The Big Blow
- Cover art by Gail Cross
- Author: Joe R. Lansdale
- Cover artist: Gail Cross
- Language: English
- Publisher: Subterranean Press
- Publication date: 2000
- Publication place: United States
- Media type: Print - Limited edition
- Pages: 153
- ISBN: 1-892284-97-9
- Preceded by: Something Lumber This Way Comes (1999)
- Followed by: Blood Dance (2000)

= The Big Blow (novel) =

Novel by Joe R. Lansdale

The Big Blow is a 2000 novel written by American author Joe R. Lansdale. It tells a fictional story of real life boxing great Jack Johnson.

==Plot summary==

It's the year 1900 and a major Hurricane is brewing in the Gulf of Mexico.
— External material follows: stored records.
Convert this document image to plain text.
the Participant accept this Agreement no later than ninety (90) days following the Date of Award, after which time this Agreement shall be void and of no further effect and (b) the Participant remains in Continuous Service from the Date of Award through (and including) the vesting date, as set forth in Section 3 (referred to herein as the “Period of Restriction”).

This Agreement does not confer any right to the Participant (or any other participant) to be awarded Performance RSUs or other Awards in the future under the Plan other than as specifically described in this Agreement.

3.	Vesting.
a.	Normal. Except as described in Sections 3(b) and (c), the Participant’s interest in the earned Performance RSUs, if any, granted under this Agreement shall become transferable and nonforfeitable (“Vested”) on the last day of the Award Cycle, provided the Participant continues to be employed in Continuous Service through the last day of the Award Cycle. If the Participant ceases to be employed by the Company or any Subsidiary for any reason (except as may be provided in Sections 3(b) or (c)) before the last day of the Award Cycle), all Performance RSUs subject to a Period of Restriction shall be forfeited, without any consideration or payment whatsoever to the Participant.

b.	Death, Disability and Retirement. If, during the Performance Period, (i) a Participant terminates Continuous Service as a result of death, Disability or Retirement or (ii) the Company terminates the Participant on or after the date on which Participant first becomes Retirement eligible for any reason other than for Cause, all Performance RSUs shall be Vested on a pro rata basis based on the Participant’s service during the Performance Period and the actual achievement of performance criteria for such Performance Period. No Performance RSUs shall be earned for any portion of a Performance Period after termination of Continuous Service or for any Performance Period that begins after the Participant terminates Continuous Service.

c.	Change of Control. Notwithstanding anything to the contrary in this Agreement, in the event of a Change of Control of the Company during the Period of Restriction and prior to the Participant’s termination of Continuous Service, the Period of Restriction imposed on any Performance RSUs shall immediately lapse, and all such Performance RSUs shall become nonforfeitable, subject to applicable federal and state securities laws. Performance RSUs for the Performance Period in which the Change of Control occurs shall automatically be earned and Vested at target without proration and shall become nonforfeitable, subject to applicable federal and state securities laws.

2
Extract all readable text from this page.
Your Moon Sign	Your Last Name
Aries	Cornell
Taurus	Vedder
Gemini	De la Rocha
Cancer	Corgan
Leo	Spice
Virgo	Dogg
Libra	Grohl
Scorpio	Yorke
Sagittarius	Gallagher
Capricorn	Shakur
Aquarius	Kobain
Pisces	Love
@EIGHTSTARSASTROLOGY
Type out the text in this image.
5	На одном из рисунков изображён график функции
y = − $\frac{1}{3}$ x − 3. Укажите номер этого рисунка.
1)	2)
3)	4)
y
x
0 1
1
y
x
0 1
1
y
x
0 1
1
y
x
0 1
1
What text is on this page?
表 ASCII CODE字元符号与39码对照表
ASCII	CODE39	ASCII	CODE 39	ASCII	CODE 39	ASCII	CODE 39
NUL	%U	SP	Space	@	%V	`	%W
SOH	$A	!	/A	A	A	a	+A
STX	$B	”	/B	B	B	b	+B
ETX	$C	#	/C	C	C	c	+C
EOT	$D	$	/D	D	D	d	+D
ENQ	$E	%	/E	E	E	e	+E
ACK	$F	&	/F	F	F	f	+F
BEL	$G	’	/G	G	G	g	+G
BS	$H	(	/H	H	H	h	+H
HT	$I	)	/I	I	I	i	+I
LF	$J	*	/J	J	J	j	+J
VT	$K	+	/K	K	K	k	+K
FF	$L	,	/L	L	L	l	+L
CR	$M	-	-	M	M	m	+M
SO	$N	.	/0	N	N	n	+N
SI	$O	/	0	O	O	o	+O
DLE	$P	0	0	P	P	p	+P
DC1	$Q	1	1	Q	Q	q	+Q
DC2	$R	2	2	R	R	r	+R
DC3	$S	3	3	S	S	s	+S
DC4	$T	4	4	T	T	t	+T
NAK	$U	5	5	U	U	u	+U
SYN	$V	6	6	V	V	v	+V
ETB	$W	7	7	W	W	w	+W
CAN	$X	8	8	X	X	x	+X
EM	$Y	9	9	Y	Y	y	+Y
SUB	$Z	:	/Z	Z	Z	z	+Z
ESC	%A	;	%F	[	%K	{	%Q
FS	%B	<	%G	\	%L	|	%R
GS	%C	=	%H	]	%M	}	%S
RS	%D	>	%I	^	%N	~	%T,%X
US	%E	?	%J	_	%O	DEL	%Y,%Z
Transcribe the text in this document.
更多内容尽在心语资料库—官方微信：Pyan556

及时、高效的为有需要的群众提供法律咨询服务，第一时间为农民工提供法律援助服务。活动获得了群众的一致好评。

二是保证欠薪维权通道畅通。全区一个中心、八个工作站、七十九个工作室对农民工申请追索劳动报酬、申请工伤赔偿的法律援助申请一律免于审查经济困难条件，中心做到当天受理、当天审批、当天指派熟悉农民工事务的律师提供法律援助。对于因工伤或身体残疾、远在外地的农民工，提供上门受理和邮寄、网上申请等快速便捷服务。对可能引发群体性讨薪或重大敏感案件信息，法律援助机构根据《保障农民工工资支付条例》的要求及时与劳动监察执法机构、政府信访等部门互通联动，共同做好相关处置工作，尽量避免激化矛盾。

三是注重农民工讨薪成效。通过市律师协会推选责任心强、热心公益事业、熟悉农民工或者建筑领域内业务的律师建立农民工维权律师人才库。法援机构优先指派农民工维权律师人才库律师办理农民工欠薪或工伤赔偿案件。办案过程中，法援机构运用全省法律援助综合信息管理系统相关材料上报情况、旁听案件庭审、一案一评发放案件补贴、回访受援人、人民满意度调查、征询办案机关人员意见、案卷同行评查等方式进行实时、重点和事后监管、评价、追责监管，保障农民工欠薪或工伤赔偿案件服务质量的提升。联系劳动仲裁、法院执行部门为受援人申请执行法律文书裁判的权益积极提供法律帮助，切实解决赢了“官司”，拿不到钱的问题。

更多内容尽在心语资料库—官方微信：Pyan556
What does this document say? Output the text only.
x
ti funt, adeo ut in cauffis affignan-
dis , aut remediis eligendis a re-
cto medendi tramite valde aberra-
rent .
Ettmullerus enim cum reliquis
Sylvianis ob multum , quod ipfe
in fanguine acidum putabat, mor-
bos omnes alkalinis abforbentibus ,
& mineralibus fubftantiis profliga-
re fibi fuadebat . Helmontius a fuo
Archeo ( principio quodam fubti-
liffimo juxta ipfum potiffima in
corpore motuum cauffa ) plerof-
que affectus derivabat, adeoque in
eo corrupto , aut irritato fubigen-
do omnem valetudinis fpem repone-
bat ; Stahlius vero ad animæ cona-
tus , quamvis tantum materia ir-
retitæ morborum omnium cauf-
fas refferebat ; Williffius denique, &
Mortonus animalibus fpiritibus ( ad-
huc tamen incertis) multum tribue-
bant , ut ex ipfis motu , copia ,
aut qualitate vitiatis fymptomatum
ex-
Future real life boxing champion Jack Johnson is training for an upcoming fight the promoters have no interest in him winning. The boxing fans in Galveston, Texas are incensed since an African American fighter(Johnson) has soundly defeated the local white champion. So they send north to import John McBride, a dirty fighting racist hired to do one thing: defeat Johnson and restore the championship to a white fighter. All the while the 1900 Galveston Hurricane is moving north towards the Texas coast.

The short story on which this novel is based – which was originally published in the 1997 anthology edited by Douglas E. Winter called Revelations – won a 1997 Bram Stoker Award.

==Film Adaptation==
In 2018 a film based on this novel was in production. Giannina Scott and Ridley Scott were producing at Scott Free.